Mr. Cugoano, considered a hero of the antislavery movement in Britain, was enslaved as a teenager and later became a prominent campaigner and writer, denouncing the evils of slavery and making arguments against the slave trade that were considered radical for the time.

The historian David Olusoga, who serves on the panel that commissions new plaques, called Mr. Cugoano a “remarkable man” who had known and survived the horrors of slavery and then “used words and arguments to fight against the slave trade and slavery.”

“Cugoano was a true pioneer — the first African to demand the total abolition of slavery and one of the leaders” of London’s Black community, Mr. Olusoga said in a statement. “I am delighted that English Heritage is celebrating his life with a blue plaque.”

Mr. Cugoano was born in what is now Ghana, but described in his writing being kidnapped by fellow Africans while playing in a field with other children and then sold to Europeans. He was transported to the West Indies, where he was enslaved on a plantation in Grenada.

In 1772, he was taken to England by a prominent slave owner, and eventually became free, though the historical record on how exactly that happened remains murky.

The plaque honoring him was affixed to the 17th-century Schomberg House in Westminster in central London, where Mr. Cugoano worked as a servant from 1784 to 1791 while writing and campaigning.

While living there, he wrote the book, “Thoughts and Sentiments on the Evil and Wicked Traffic of the Slavery and Commerce of the Human Species, Humbly Submitted to the Inhabitants of Great-Britain.” It is believed to be the first antislavery book written by a Black person and published in Britain.

The blue plaque program’s long list of honorees was dominated by white men from the start — while plaques have been given out since 1866, it wasn’t until 1954 that the first plaque honoring a notable person of minority ethnic origin was installed, in honor of Mohandas K. Gandhi.

More than 950 of the plaques adorn London’s buildings, but just 4 percent of them are dedicated to Black or Asian figures. That doesn’t reflect the city’s diversity now or in the past. About 3.9 million current residents of London — some 43 percent of the city’s population — are from Black, Asian, and other minority ethnic groups.

Just 14 percent of London’s blue plaques honor women.

English Heritage set up working groups in 2016 seeking to ensure more racial diversity and gender equality.

The organization said that the low representation of people of color was partly explained by the long list of criteria for plaques — including that they should only be placed on the original building where someone lived or worked — “and by the all-too-frequent lack of historic records to establish a definitive link between the person in question and the building in which they lived.”
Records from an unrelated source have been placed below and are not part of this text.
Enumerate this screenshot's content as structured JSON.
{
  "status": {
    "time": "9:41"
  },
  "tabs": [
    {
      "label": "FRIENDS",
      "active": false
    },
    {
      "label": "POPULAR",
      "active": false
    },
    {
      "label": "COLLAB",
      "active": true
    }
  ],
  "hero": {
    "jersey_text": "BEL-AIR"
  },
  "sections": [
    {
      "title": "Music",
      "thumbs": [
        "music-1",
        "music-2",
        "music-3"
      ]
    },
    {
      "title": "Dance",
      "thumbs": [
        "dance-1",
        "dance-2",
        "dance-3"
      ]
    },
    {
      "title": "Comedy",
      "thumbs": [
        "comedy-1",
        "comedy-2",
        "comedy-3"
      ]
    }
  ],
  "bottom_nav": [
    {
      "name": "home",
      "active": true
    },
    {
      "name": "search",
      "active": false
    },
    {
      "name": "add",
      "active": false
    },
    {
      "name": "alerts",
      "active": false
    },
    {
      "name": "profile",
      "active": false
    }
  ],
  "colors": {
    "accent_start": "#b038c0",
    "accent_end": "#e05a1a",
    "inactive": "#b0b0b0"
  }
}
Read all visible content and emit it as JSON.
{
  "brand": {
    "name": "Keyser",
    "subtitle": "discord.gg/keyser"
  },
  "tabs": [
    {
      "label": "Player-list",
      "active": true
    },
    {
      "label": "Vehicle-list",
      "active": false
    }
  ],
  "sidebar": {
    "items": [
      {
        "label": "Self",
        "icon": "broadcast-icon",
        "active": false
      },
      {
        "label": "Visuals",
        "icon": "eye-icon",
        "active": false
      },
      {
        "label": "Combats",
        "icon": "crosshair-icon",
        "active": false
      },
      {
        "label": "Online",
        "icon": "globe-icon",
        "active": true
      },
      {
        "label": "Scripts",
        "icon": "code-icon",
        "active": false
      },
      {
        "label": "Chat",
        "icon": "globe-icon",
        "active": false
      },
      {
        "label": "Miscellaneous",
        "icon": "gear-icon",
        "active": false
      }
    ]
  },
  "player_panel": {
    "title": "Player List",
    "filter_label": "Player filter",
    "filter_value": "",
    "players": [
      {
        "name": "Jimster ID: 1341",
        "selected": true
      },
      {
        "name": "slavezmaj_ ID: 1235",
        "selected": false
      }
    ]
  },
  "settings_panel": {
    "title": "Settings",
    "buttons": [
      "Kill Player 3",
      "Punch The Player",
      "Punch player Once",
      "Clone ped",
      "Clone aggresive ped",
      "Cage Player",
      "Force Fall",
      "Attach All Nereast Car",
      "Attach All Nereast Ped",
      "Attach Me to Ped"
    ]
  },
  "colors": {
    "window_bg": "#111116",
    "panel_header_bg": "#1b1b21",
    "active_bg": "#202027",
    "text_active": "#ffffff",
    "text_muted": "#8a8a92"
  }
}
In the case of Mr. Cugoano, there were clear records and the historic building he lived in survives intact, offering “a very rare opportunity to honor a Black Londoner of the 18th century,” the organization said.

“To see those sort of individuals actually getting the recognition they deserve through these incredible blue plaques is important and timely,” said Augustus Casely-Hayford, a cultural historian who is the director of V&A East, a new branch of the Victoria and Albert museum in London.

He said Mr. Cugoano, was “absolutely the perfect person” to represent the city “because of both his contributions and his personal story, the sacrifices he made, this incredible life of actual indefatigability.”

This summer, after Black Lives Matter protests swelled on the streets of London, with some protesters demanding the removal of public tributes to figures with links to the slave trade, London’s mayor ordered a citywide review of diversity in public spaces.

English Heritage said its plaques were part of that review, but that it had no plans to remove any of them from the streets and buildings of the capital.

“Our priority is to add more information online about many of the people who have blue plaques, in particular those whose actions are contested or seen today as negative,” it said in a statement at the time. “Our aim is to provide online as full a picture of their lives and legacies as possible.”